“Fairly rebuked. You are right, my lad, and I am an old fool to stand prating of what hath no concern for you. But ´tis an old trick of mine to find fault where I cannot mend. Natheless, the onfall at the castle of Carrickfergus and the break of Dromore give me cause to grumble, and Rawdon and Beresford and the rest of them might have taken a lesson from a plain soldier like myself, that they might have profited by. They think me only good enough to fetch and carry, spaniel-like--and you say that Colonel Lundy hath told you nothing?”

“Merely that I should place myself at your disposal; nothing else.”

“We ride pell-mell for Enniskillen; you and I and some dozen troopers, less or more, without drawing bridle or tarrying by the way. There is a precious cartel these Enniskilleners must digest forthwith, inviting them to leave the safety of their water-walls and, as I hear, good store of provender, to take their chance with us and fight it out behind these petty dykes and fences here. If they ask counsel of mine--but it is our business to see that it carries safely.”

“I had hoped,” said Orme, “that we might have seen some service; this doth not hold out much hope of that.”

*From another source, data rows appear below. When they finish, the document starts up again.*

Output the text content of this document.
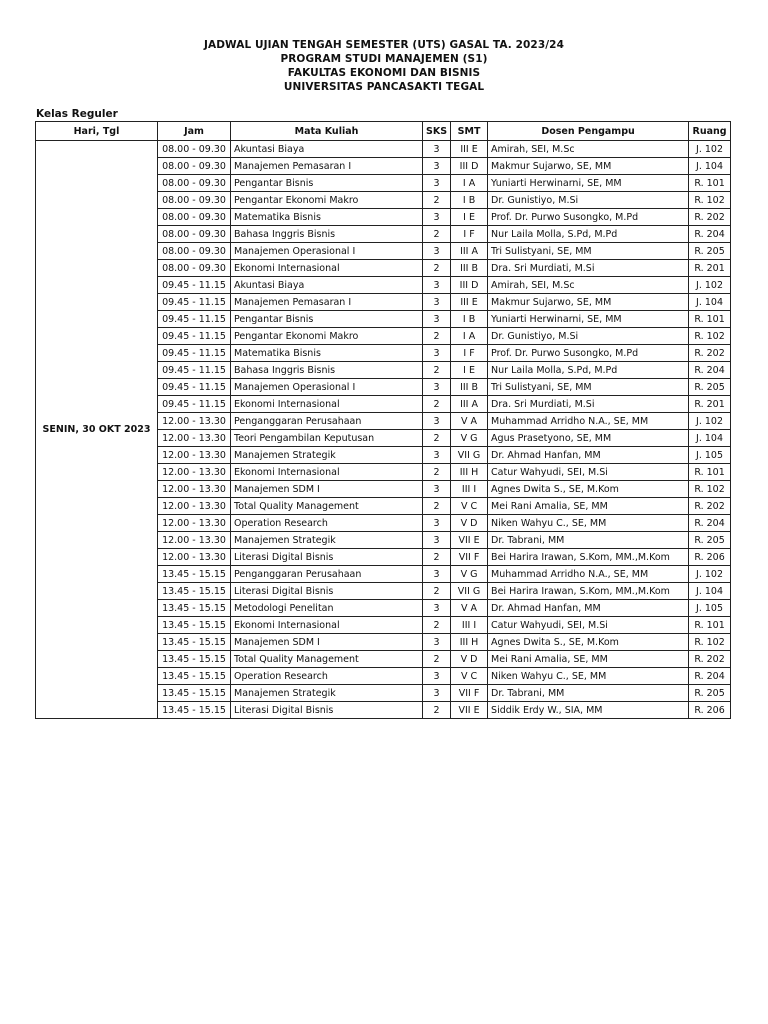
JADWAL UJIAN TENGAH SEMESTER (UTS) GASAL TA. 2023/24
PROGRAM STUDI MANAJEMEN (S1)
FAKULTAS EKONOMI DAN BISNIS
UNIVERSITAS PANCASAKTI TEGAL
Kelas Reguler
Hari, Tgl	Jam	Mata Kuliah	SKS	SMT	Dosen Pengampu	Ruang
SENIN, 30 OKT 2023	08.00 - 09.30	Akuntasi Biaya	3	III E	Amirah, SEI, M.Sc	J. 102
	08.00 - 09.30	Manajemen Pemasaran I	3	III D	Makmur Sujarwo, SE, MM	J. 104
	08.00 - 09.30	Pengantar Bisnis	3	I A	Yuniarti Herwinarni, SE, MM	R. 101
	08.00 - 09.30	Pengantar Ekonomi Makro	2	I B	Dr. Gunistiyo, M.Si	R. 102
	08.00 - 09.30	Matematika Bisnis	3	I E	Prof. Dr. Purwo Susongko, M.Pd	R. 202
	08.00 - 09.30	Bahasa Inggris Bisnis	2	I F	Nur Laila Molla, S.Pd, M.Pd	R. 204
	08.00 - 09.30	Manajemen Operasional I	3	III A	Tri Sulistyani, SE, MM	R. 205
	08.00 - 09.30	Ekonomi Internasional	2	III B	Dra. Sri Murdiati, M.Si	R. 201
	09.45 - 11.15	Akuntasi Biaya	3	III D	Amirah, SEI, M.Sc	J. 102
	09.45 - 11.15	Manajemen Pemasaran I	3	III E	Makmur Sujarwo, SE, MM	J. 104
	09.45 - 11.15	Pengantar Bisnis	3	I B	Yuniarti Herwinarni, SE, MM	R. 101
	09.45 - 11.15	Pengantar Ekonomi Makro	2	I A	Dr. Gunistiyo, M.Si	R. 102
	09.45 - 11.15	Matematika Bisnis	3	I F	Prof. Dr. Purwo Susongko, M.Pd	R. 202
	09.45 - 11.15	Bahasa Inggris Bisnis	2	I E	Nur Laila Molla, S.Pd, M.Pd	R. 204
	09.45 - 11.15	Manajemen Operasional I	3	III B	Tri Sulistyani, SE, MM	R. 205
	09.45 - 11.15	Ekonomi Internasional	2	III A	Dra. Sri Murdiati, M.Si	R. 201
	12.00 - 13.30	Penganggaran Perusahaan	3	V A	Muhammad Arridho N.A., SE, MM	J. 102
	12.00 - 13.30	Teori Pengambilan Keputusan	2	V G	Agus Prasetyono, SE, MM	J. 104
	12.00 - 13.30	Manajemen Strategik	3	VII G	Dr. Ahmad Hanfan, MM	J. 105
	12.00 - 13.30	Ekonomi Internasional	2	III H	Catur Wahyudi, SEI, M.Si	R. 101
	12.00 - 13.30	Manajemen SDM I	3	III I	Agnes Dwita S., SE, M.Kom	R. 102
	12.00 - 13.30	Total Quality Management	2	V C	Mei Rani Amalia, SE, MM	R. 202
	12.00 - 13.30	Operation Research	3	V D	Niken Wahyu C., SE, MM	R. 204
	12.00 - 13.30	Manajemen Strategik	3	VII E	Dr. Tabrani, MM	R. 205
	12.00 - 13.30	Literasi Digital Bisnis	2	VII F	Bei Harira Irawan, S.Kom, MM.,M.Kom	R. 206
	13.45 - 15.15	Penganggaran Perusahaan	3	V G	Muhammad Arridho N.A., SE, MM	J. 102
	13.45 - 15.15	Literasi Digital Bisnis	2	VII G	Bei Harira Irawan, S.Kom, MM.,M.Kom	J. 104
	13.45 - 15.15	Metodologi Penelitan	3	V A	Dr. Ahmad Hanfan, MM	J. 105
	13.45 - 15.15	Ekonomi Internasional	2	III I	Catur Wahyudi, SEI, M.Si	R. 101
	13.45 - 15.15	Manajemen SDM I	3	III H	Agnes Dwita S., SE, M.Kom	R. 102
	13.45 - 15.15	Total Quality Management	2	V D	Mei Rani Amalia, SE, MM	R. 202
	13.45 - 15.15	Operation Research	3	V C	Niken Wahyu C., SE, MM	R. 204
	13.45 - 15.15	Manajemen Strategik	3	VII F	Dr. Tabrani, MM	R. 205
	13.45 - 15.15	Literasi Digital Bisnis	2	VII E	Siddik Erdy W., SIA, MM	R. 206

“Hear how these young cockerels are given to crowing!” cried Macpherson; “I promise you this means no evening stroll upon the battlements, but a work of danger which may try your mettle. I mean not the gathering of the desperadoes who make war upon the defenceless, though these have stood to their half-pikes and other outlandish weapons ere now, but I am much mistaken if the royal troops be not on the roads and give us play enough. In this barbarous country we do not look for the courtesies of war, or even the interchange of prisoners; my Lord Galmoy and others, whom I hope to remember, have shown that a gentleman can play the hangman, and a soldier hath other trades than fighting. The journey is like to prove adventurous though it end in nothing. See that your horse be sure and fresh, and your pistols such that a man may place his life on them. I remember me when my life was placed in jeopardy once by a rotten girth. It was in Flanders in sixty-nine--but this gossip hath no interest for you. It were more to the purpose that I told you we set out at three in the morning with what secrecy we can observe, and that you meet me at the Bishop´s gate. Hackett, who is, I am told, a sergeant of your company, and knows the country, will bring our horses to the gate. You know the man; of what character is he?”

“As true and loyal as any in the city--the best man, I think, in the regiment.”

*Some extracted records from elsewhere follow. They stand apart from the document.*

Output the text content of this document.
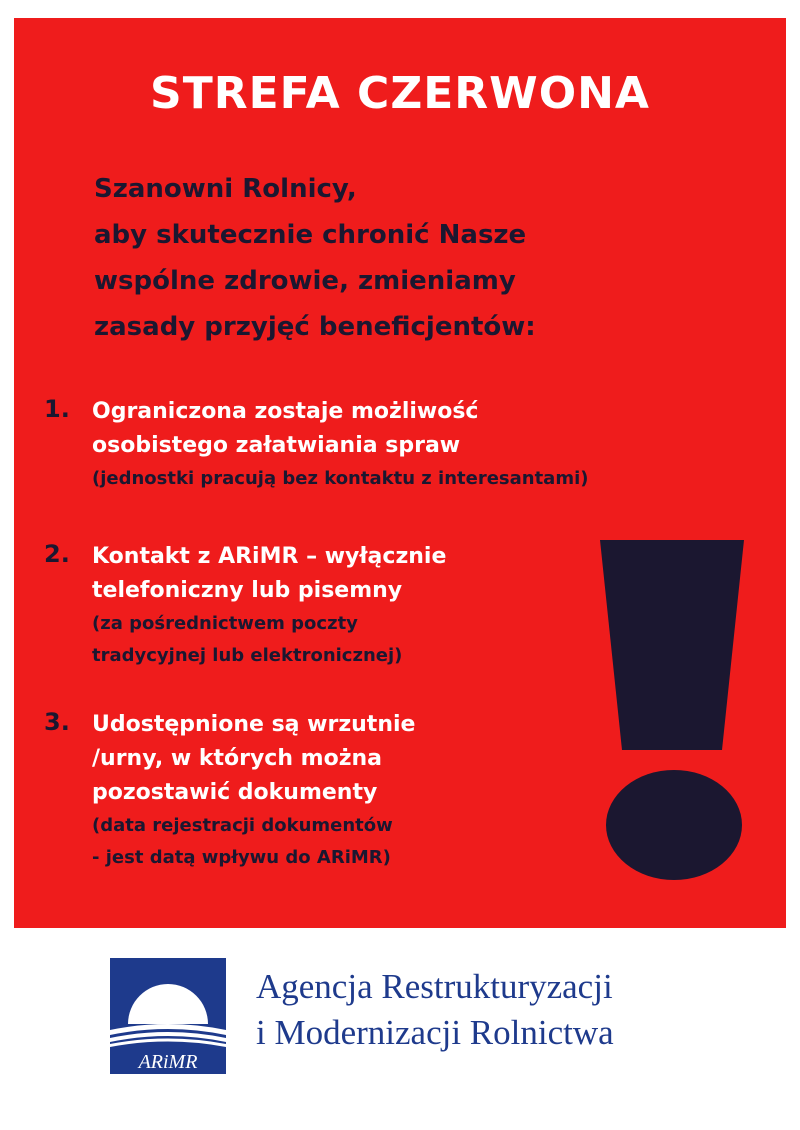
STREFA CZERWONA
Szanowni Rolnicy,
aby skutecznie chronić Nasze
wspólne zdrowie, zmieniamy
zasady przyjęć beneficjentów:
1. Ograniczona zostaje możliwość
osobistego załatwiania spraw
(jednostki pracują bez kontaktu z interesantami)
2. Kontakt z ARiMR – wyłącznie
telefoniczny lub pisemny
(za pośrednictwem poczty
tradycyjnej lub elektronicznej)
3. Udostępnione są wrzutnie
/urny, w których można
pozostawić dokumenty
(data rejestracji dokumentów
- jest datą wpływu do ARiMR)
ARiMR
Agencja Restrukturyzacji
i Modernizacji Rolnictwa
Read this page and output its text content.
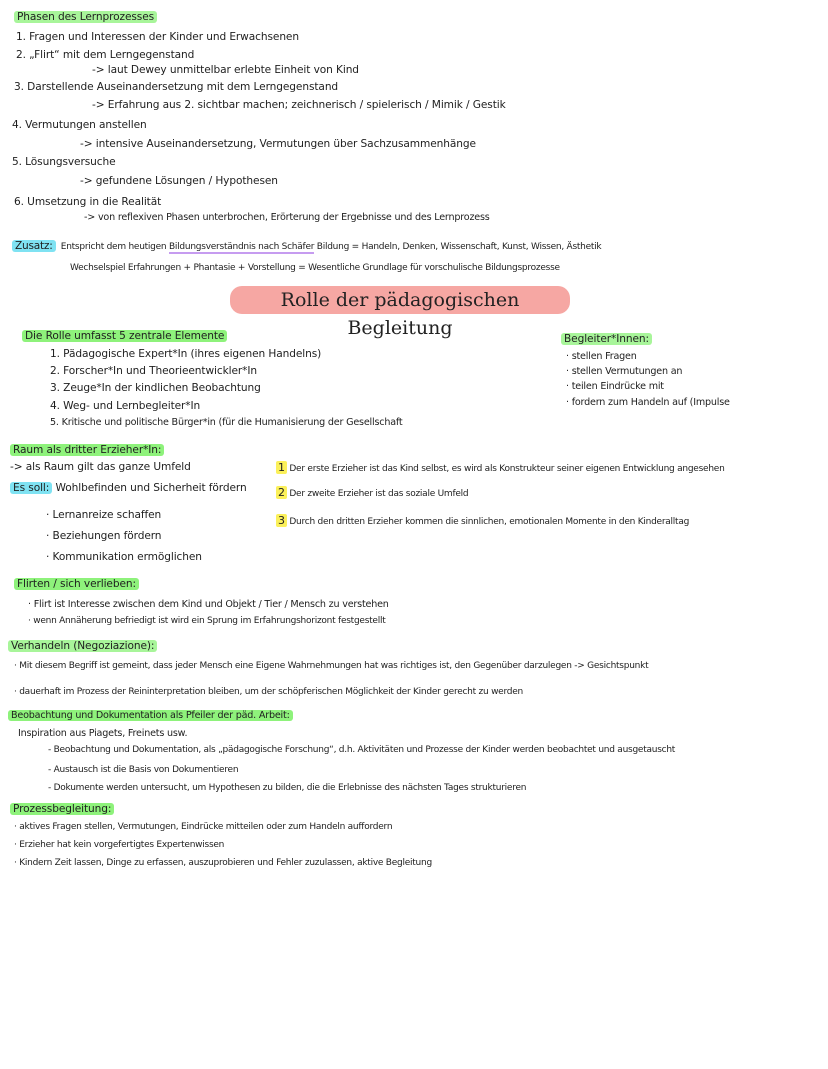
Phasen des Lernprozesses
1. Fragen und Interessen der Kinder und Erwachsenen
2. „Flirt“ mit dem Lerngegenstand
-> laut Dewey unmittelbar erlebte Einheit von Kind
3. Darstellende Auseinandersetzung mit dem Lerngegenstand
-> Erfahrung aus 2. sichtbar machen; zeichnerisch / spielerisch / Mimik / Gestik
4. Vermutungen anstellen
-> intensive Auseinandersetzung, Vermutungen über Sachzusammenhänge
5. Lösungsversuche
-> gefundene Lösungen / Hypothesen
6. Umsetzung in die Realität
-> von reflexiven Phasen unterbrochen, Erörterung der Ergebnisse und des Lernprozess
Zusatz: Entspricht dem heutigen Bildungsverständnis nach Schäfer Bildung = Handeln, Denken, Wissenschaft, Kunst, Wissen, Ästhetik
Wechselspiel Erfahrungen + Phantasie + Vorstellung = Wesentliche Grundlage für vorschulische Bildungsprozesse
Rolle der pädagogischen Begleitung
Die Rolle umfasst 5 zentrale Elemente
1. Pädagogische Expert*In (ihres eigenen Handelns)
2. Forscher*In und Theorieentwickler*In
3. Zeuge*In der kindlichen Beobachtung
4. Weg- und Lernbegleiter*In
5. Kritische und politische Bürger*in (für die Humanisierung der Gesellschaft
Begleiter*Innen:
· stellen Fragen
· stellen Vermutungen an
· teilen Eindrücke mit
· fordern zum Handeln auf (Impulse
Raum als dritter Erzieher*In:
-> als Raum gilt das ganze Umfeld
Es soll: Wohlbefinden und Sicherheit fördern
· Lernanreize schaffen
· Beziehungen fördern
· Kommunikation ermöglichen
1 Der erste Erzieher ist das Kind selbst, es wird als Konstrukteur seiner eigenen Entwicklung angesehen
2 Der zweite Erzieher ist das soziale Umfeld
3 Durch den dritten Erzieher kommen die sinnlichen, emotionalen Momente in den Kinderalltag
Flirten / sich verlieben:
· Flirt ist Interesse zwischen dem Kind und Objekt / Tier / Mensch zu verstehen
· wenn Annäherung befriedigt ist wird ein Sprung im Erfahrungshorizont festgestellt
Verhandeln (Negoziazione):
· Mit diesem Begriff ist gemeint, dass jeder Mensch eine Eigene Wahrnehmungen hat was richtiges ist, den Gegenüber darzulegen -> Gesichtspunkt
· dauerhaft im Prozess der Reininterpretation bleiben, um der schöpferischen Möglichkeit der Kinder gerecht zu werden
Beobachtung und Dokumentation als Pfeiler der päd. Arbeit:
Inspiration aus Piagets, Freinets usw.
- Beobachtung und Dokumentation, als „pädagogische Forschung“, d.h. Aktivitäten und Prozesse der Kinder werden beobachtet und ausgetauscht
- Austausch ist die Basis von Dokumentieren
- Dokumente werden untersucht, um Hypothesen zu bilden, die die Erlebnisse des nächsten Tages strukturieren
Prozessbegleitung:
· aktives Fragen stellen, Vermutungen, Eindrücke mitteilen oder zum Handeln auffordern
· Erzieher hat kein vorgefertigtes Expertenwissen
· Kindern Zeit lassen, Dinge zu erfassen, auszuprobieren und Fehler zuzulassen, aktive Begleitung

“And discreet? these good men are ofttimes inconsiderate.”

“He is no babbler, sir,” Orme answered, somewhat nettled by the tone of his companion, “though a pious man and God-fearing.”

“I, Ninian Macpherson, like him none the worse for that, young gentleman,” answered the other gravely.[gravely.] “Our religion hath placed you and me, I humbly trust, in arms this day, and sends us forth on this embassage to the no small peril of our lives. But the ways of grace are not always the ways of worldly prudence, and it behoves me who am answerable for our safety to act with diligence. Now, look you, Mr. Orme, I have watched you carefully, and I think you honest--dull it may be but honest, and I speak you plainly. I am suspicious of your colonel--I do not understand his ways. There is treason in the air, though who is free and who is touched I hardly know, but I who have lived among designing men for nigh on seven-and-fifty years think I know somewhat of honest work, and I was fearful this was but another trap.”

“I think, sir, Colonel Lundy is honest and devoted to Their Majesties.”